Wirtschaftsinteressen der Kriegsgegner

Wolle wir das? 13.11.2003 - 22:42
Die Zustimmung der „Kriegsgegner“ beruht auf eigenen Wirtschaftsinteressen und der Hoffnung auf amerikanisches Entgegenkommen. Die französische TotalFinaElf hat eine Erdölkonzession über 4 Milliarden Dollar im Irak offen (zudem schuldet Bagdad Frankreich insgesamt 8 Milliarden Dollar), und die russischen Firmen Lukoil und Zarubneft unterzeichneten mit der baathistischen Regierung Verträge über Ausbau und Modernisierung des irakischen Ölsektors mit einem Gesamtvolumen von bis zu 40 Milliarden Dollar. Bagdad schuldet Moskau darüber hinaus aus Krediten und Waffenlieferungen bis zu 16 Milliarden Dollar. Beachtlich sind auch die Interessen der neoimperialistischen BRD. Zwar liegt der bundesdeutsch-irakische Direkthandel nur bei jährlich 350 Millionen Dollar, aber hinzu kommt ein Betrag von rund 1 Milliarde Dollar aus dem Handel über Drittländer. Kurz vor der Verschärfung der Irak-Krise waren BRD-Firmen im Begriff, Marktführer in den Bereichen Klimaanlagen, Elektrizitätswirtschaft, Transport, Kosmetik und Textilien zu werden – auf den Sektoren Ersatzteilnachschub und Industrieanlagen war sie es bereits.

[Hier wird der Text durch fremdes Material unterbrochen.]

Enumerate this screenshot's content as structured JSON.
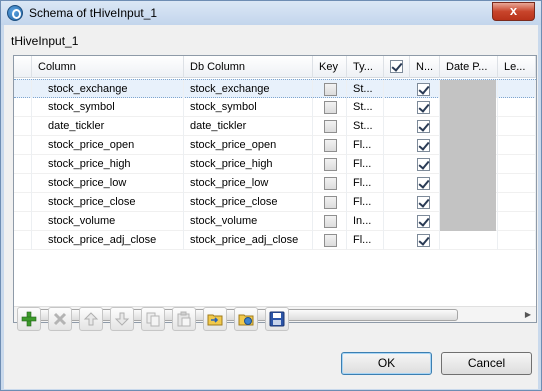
{
  "window": {
    "title": "Schema of tHiveInput_1",
    "close_label": "x"
  },
  "subtitle": "tHiveInput_1",
  "table": {
    "headers": {
      "column": "Column",
      "db_column": "Db Column",
      "key": "Key",
      "type": "Ty...",
      "nullable": "N...",
      "date_pattern": "Date P...",
      "length": "Le..."
    },
    "rows": [
      {
        "column": "stock_exchange",
        "db_column": "stock_exchange",
        "key": false,
        "type": "St...",
        "nullable": true
      },
      {
        "column": "stock_symbol",
        "db_column": "stock_symbol",
        "key": false,
        "type": "St...",
        "nullable": true
      },
      {
        "column": "date_tickler",
        "db_column": "date_tickler",
        "key": false,
        "type": "St...",
        "nullable": true
      },
      {
        "column": "stock_price_open",
        "db_column": "stock_price_open",
        "key": false,
        "type": "Fl...",
        "nullable": true
      },
      {
        "column": "stock_price_high",
        "db_column": "stock_price_high",
        "key": false,
        "type": "Fl...",
        "nullable": true
      },
      {
        "column": "stock_price_low",
        "db_column": "stock_price_low",
        "key": false,
        "type": "Fl...",
        "nullable": true
      },
      {
        "column": "stock_price_close",
        "db_column": "stock_price_close",
        "key": false,
        "type": "Fl...",
        "nullable": true
      },
      {
        "column": "stock_volume",
        "db_column": "stock_volume",
        "key": false,
        "type": "In...",
        "nullable": true
      },
      {
        "column": "stock_price_adj_close",
        "db_column": "stock_price_adj_close",
        "key": false,
        "type": "Fl...",
        "nullable": true
      }
    ]
  },
  "scrollbar": {
    "left_arrow": "◀",
    "right_arrow": "▶",
    "grip": "|||"
  },
  "toolbar": {
    "buttons": [
      {
        "name": "add-row-button",
        "icon": "plus-icon",
        "enabled": true
      },
      {
        "name": "remove-row-button",
        "icon": "x-icon",
        "enabled": false
      },
      {
        "name": "move-up-button",
        "icon": "arrow-up-icon",
        "enabled": false
      },
      {
        "name": "move-down-button",
        "icon": "arrow-down-icon",
        "enabled": false
      },
      {
        "name": "copy-button",
        "icon": "copy-icon",
        "enabled": false
      },
      {
        "name": "paste-button",
        "icon": "paste-icon",
        "enabled": false
      },
      {
        "name": "import-schema-button",
        "icon": "folder-import-icon",
        "enabled": true
      },
      {
        "name": "export-schema-button",
        "icon": "folder-export-icon",
        "enabled": true
      },
      {
        "name": "save-schema-button",
        "icon": "save-disk-icon",
        "enabled": true
      }
    ]
  },
  "buttons": {
    "ok": "OK",
    "cancel": "Cancel"
  }
}
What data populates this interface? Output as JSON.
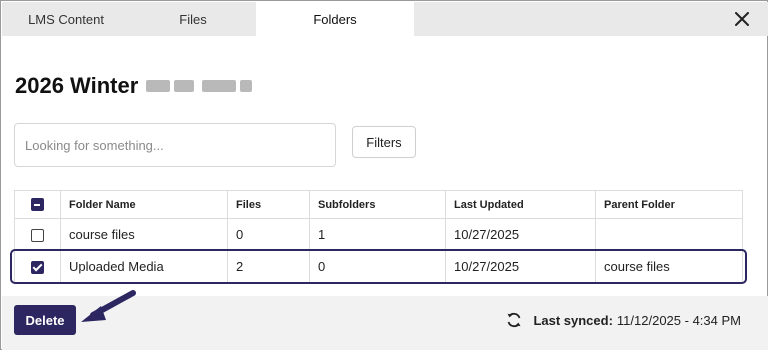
{
  "tabs": [
    {
      "label": "LMS Content"
    },
    {
      "label": "Files"
    },
    {
      "label": "Folders"
    }
  ],
  "title": "2026 Winter",
  "search": {
    "placeholder": "Looking for something...",
    "value": ""
  },
  "filters_label": "Filters",
  "table": {
    "headers": {
      "name": "Folder Name",
      "files": "Files",
      "subfolders": "Subfolders",
      "updated": "Last Updated",
      "parent": "Parent Folder"
    },
    "rows": [
      {
        "name": "course files",
        "files": "0",
        "subfolders": "1",
        "updated": "10/27/2025",
        "parent": "",
        "checked": false
      },
      {
        "name": "Uploaded Media",
        "files": "2",
        "subfolders": "0",
        "updated": "10/27/2025",
        "parent": "course files",
        "checked": true
      }
    ]
  },
  "delete_label": "Delete",
  "sync": {
    "label": "Last synced:",
    "value": "11/12/2025 - 4:34 PM"
  },
  "colors": {
    "accent": "#2c2760",
    "tabbar": "#e9e9e9",
    "footer": "#f2f2f2"
  }
}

Sehr wahrscheinlich sind auch noch bundesdeutsche Milliardenforderungen aus den ehrgeizigen irakischen Infrastrukturprojekten der 80er Jahre offen. Vor allem Baukonzerne wie Hochtief und Strabag gingen hier bei Brückenbauten, Straßennetz, Bewässerungsanlagen etc. in Vorleistung. Insgesamt steht der Irak bei der BRD bzw. bundesdeutschen Firmen mit 4,4 Milliarden Dollar in der Kreide. An die Adresse der friedensbewegten Demonstranten des Frühjahres sei gesagt: Jeglicher Widerstand gegen den amerikanischen Imperialismus kann nur in Opposition zu der ebenso imperialistischen BRD-Regierung entwickelt werden, nicht etwa in einer unheiligen Allianz mit dieser oder dem um keinen Deut besseren „Alten Europa“.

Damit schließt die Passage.